Clayton was the first to remember, and, turning, held out his hand.
"How can we ever thank you?" he exclaimed. "You have saved us all. You called me by name at the cottage, but I do not seem to recall yours, though there is something very familiar about you. It is as though I had known you well under very different conditions a long time ago."
Tarzan smiled as he took the proffered hand.
"You are quite right, Monsieur Clayton," he said, in French. "You will pardon me if I do not speak to you in English. I am just learning it, and while I understand it fairly well I speak it very poorly."

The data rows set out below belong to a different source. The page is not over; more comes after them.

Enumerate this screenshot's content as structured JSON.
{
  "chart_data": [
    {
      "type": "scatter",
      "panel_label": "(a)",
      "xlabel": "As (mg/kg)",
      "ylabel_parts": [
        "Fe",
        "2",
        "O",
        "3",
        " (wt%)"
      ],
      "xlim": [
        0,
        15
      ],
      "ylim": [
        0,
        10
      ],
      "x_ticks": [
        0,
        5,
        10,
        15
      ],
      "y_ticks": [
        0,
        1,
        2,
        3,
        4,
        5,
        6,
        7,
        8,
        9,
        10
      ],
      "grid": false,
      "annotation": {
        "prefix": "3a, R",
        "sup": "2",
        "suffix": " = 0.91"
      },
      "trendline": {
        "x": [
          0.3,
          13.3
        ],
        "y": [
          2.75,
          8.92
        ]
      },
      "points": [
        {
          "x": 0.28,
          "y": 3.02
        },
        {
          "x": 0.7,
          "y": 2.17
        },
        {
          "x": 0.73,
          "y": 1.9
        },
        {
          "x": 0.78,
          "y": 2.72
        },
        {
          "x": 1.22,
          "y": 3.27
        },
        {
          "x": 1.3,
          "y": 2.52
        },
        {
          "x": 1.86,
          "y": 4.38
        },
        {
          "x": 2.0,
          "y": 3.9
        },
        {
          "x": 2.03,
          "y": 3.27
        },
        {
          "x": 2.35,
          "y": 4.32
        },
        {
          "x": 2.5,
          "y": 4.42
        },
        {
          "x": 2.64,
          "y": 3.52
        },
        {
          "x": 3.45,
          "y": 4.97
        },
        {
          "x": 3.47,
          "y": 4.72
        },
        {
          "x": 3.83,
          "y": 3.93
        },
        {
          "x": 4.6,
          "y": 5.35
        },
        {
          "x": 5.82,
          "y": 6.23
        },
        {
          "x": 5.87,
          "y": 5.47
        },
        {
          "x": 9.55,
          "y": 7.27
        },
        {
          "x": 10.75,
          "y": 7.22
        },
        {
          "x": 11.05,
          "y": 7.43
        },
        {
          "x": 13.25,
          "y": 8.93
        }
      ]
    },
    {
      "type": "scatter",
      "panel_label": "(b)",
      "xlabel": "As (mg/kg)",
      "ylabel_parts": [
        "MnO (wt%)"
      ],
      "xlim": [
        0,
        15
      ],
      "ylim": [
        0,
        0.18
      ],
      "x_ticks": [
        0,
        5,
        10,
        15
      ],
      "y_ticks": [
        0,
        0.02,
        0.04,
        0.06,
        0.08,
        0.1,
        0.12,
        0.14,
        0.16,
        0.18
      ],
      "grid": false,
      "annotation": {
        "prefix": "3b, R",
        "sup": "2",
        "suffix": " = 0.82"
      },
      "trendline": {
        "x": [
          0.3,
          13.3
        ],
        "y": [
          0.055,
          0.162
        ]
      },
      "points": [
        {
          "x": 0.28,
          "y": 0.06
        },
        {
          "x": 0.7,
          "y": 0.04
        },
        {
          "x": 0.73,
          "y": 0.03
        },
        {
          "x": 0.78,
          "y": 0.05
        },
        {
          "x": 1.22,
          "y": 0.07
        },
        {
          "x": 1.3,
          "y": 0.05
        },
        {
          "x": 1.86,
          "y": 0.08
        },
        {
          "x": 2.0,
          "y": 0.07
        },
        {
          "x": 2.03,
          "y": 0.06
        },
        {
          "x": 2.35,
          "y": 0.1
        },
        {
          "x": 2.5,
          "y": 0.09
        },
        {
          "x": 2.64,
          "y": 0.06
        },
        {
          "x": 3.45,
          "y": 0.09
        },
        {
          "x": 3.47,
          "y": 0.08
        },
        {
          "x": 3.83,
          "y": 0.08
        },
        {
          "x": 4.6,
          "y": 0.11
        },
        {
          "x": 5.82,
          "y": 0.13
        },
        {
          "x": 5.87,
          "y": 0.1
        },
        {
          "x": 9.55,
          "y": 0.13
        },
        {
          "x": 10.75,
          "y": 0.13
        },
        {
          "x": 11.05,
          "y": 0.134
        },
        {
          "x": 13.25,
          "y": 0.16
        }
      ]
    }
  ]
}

"But who are you?" insisted Clayton, speaking in French this time himself.
"Tarzan of the Apes."
Clayton started back in surprise.
"By Jove!" he exclaimed. "It is true."
And Professor Porter and Mr. Philander pressed forward to add their thanks to Clayton's, and to voice their surprise and pleasure at seeing their jungle friend so far from his savage home.
The party now entered the modest little hostelry, where Clayton soon made arrangements for their entertainment.
They were sitting in the little, stuffy parlor when the distant chugging of an approaching automobile caught their attention.
Mr. Philander, who was sitting near the window, looked out as the car drew in sight, finally stopping beside the other automobiles.